Virulence of the Pseudomonas fluorescens clinical strain MFN1032 towards Dictyostelium discoideum and macrophages in relation with type III secretion system
LMSM, Laboratoire de Microbiologie Signaux et Micro-Environnement, EA 4312, Université de Rouen, 55 rue Saint Germain, Evreux, 27000, France
BMC Microbiology 2012, 12:223 doi:10.1186/1471-2180-12-223Published: 29 September 2012
Pseudomonas fluorescens biovar I MFN1032 is a clinical isolate able to grow at 37°C. This strain displays secretion-mediated hemolytic activity involving phospholipase C and cyclolipopeptides, and a cell-associated hemolytic activity distinct from the secreted hemolytic activity. Cell-associated hemolysis is independent of biosurfactant production and remains in a gacA mutant. Disruption of the hrpU-like operon (the basal part of type III secretion system from rhizospheric strains) suppresses this activity. We hypothesized that this phenotype could reflect evolution of an ancestral mechanism involved in the survival of this species in its natural niche. In this study, we evaluated the hrpU-like operon’s contribution to other virulence mechanisms using a panel of Pseudomonas strains from various sources.

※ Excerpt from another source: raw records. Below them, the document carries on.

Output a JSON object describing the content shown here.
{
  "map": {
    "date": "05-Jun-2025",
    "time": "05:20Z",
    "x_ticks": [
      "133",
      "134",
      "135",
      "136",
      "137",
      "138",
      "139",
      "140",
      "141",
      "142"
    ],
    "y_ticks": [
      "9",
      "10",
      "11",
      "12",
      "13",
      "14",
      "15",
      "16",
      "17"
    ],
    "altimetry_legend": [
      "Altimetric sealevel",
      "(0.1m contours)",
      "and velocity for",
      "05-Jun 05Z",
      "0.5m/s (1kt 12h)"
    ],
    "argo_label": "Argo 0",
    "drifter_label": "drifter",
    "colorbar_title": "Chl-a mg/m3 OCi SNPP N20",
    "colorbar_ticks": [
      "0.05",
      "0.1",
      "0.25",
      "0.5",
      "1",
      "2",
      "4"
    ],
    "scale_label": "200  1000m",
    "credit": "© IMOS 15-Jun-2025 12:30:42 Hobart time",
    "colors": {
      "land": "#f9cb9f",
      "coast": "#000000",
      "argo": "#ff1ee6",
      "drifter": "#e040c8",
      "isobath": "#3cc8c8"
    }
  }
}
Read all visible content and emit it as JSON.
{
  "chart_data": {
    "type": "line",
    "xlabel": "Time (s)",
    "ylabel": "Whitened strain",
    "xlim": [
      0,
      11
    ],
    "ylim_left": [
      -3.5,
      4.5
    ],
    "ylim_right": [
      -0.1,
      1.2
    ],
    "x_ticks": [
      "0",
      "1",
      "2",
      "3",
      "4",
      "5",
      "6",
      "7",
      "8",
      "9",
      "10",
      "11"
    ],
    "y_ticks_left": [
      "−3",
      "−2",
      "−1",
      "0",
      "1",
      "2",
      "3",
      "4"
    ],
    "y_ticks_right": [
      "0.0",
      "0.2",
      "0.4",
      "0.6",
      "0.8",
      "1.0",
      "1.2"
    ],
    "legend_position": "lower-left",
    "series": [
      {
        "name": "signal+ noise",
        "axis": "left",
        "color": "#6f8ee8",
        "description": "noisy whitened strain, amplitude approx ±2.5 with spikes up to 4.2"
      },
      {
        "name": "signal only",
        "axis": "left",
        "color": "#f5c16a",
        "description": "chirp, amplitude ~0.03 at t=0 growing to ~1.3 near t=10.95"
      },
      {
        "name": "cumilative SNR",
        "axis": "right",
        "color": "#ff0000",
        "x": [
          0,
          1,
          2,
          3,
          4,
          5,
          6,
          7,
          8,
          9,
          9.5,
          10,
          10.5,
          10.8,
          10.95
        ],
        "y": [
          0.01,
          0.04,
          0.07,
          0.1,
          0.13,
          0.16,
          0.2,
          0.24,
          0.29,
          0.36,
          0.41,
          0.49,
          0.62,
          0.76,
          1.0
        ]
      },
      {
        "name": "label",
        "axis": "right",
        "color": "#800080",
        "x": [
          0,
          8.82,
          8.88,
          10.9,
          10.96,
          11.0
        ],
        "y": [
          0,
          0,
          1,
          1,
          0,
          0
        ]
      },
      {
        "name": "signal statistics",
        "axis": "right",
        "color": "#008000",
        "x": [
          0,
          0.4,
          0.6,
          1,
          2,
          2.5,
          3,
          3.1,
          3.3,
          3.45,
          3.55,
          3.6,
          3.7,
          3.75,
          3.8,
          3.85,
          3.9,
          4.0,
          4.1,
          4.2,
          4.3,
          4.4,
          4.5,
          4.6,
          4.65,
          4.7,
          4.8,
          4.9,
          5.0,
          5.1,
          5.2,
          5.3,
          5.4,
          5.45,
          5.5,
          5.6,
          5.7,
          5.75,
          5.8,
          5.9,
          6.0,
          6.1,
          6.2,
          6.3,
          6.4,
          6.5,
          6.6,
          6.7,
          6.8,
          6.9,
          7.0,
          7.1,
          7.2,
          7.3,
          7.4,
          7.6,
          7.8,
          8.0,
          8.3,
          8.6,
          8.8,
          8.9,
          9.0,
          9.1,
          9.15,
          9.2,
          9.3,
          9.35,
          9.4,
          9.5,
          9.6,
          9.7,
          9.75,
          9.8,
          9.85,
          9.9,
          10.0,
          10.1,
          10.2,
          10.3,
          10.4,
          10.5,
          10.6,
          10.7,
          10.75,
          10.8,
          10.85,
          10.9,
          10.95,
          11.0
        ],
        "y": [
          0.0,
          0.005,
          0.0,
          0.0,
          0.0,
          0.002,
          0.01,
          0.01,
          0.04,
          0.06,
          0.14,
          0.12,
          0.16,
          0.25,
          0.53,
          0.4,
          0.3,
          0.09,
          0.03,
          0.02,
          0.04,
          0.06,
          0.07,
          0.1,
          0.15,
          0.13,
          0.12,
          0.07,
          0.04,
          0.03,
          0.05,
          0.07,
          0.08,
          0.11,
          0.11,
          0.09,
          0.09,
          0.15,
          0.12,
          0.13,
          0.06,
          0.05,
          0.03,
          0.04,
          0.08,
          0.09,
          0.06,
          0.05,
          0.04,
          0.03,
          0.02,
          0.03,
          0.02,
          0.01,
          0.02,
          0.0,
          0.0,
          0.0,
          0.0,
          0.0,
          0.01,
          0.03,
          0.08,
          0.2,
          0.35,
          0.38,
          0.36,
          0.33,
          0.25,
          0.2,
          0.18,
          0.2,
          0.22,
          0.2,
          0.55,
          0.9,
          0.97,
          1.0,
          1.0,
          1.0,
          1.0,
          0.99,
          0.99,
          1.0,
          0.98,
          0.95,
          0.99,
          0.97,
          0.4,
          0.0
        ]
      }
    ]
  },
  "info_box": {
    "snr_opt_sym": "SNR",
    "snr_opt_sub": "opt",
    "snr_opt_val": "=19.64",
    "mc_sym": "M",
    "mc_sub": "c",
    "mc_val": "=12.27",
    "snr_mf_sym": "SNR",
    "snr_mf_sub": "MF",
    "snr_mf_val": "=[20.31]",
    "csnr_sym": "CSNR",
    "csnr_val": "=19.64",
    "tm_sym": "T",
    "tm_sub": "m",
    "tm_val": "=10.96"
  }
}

We found that MFN1032 inhibited the growth of the amoebae Dictyostelium discoideum and that this inhibition involved the hrpU-like operon and was absent in a gacA mutant. MFN1032 was capable of causing macrophage lysis, if the hrpU-like operon was intact, and this cytotoxicity remained in a gacA mutant. Cell-associated hemolytic activity and macrophage necrosis were found in other P. fluorescens clinical isolates, but not in biocontrol P. fluorescens strains harbouring hrpU-like operon. The growth of Dictyostelium discoideum was inhibited to a different extent by P. fluorescens strains without correlation between this inhibition and hrpU-like operon sequences.
In P. fluorescens MFN1032, the basal part of type III secretion system plays a role in D. discoideum growth inhibition and macrophage necrosis. The inhibition of D. discoideum growth is dependent on the GacS/GacA system, while cell-associated hemolytic activity and macrophage lysis are not. Virulence against eukaryotic cells based on the hrpU-like operon may be more than just a stochastic evolution of a conserved system dedicated to survival in competition with natural predators such as amoebae. It may also mean that there are some important modifications of other type III secretion system components, which remain unknown. Cell-associated hemolysis might be a good indicator of the virulence of Pseudomonas fluorescens strain.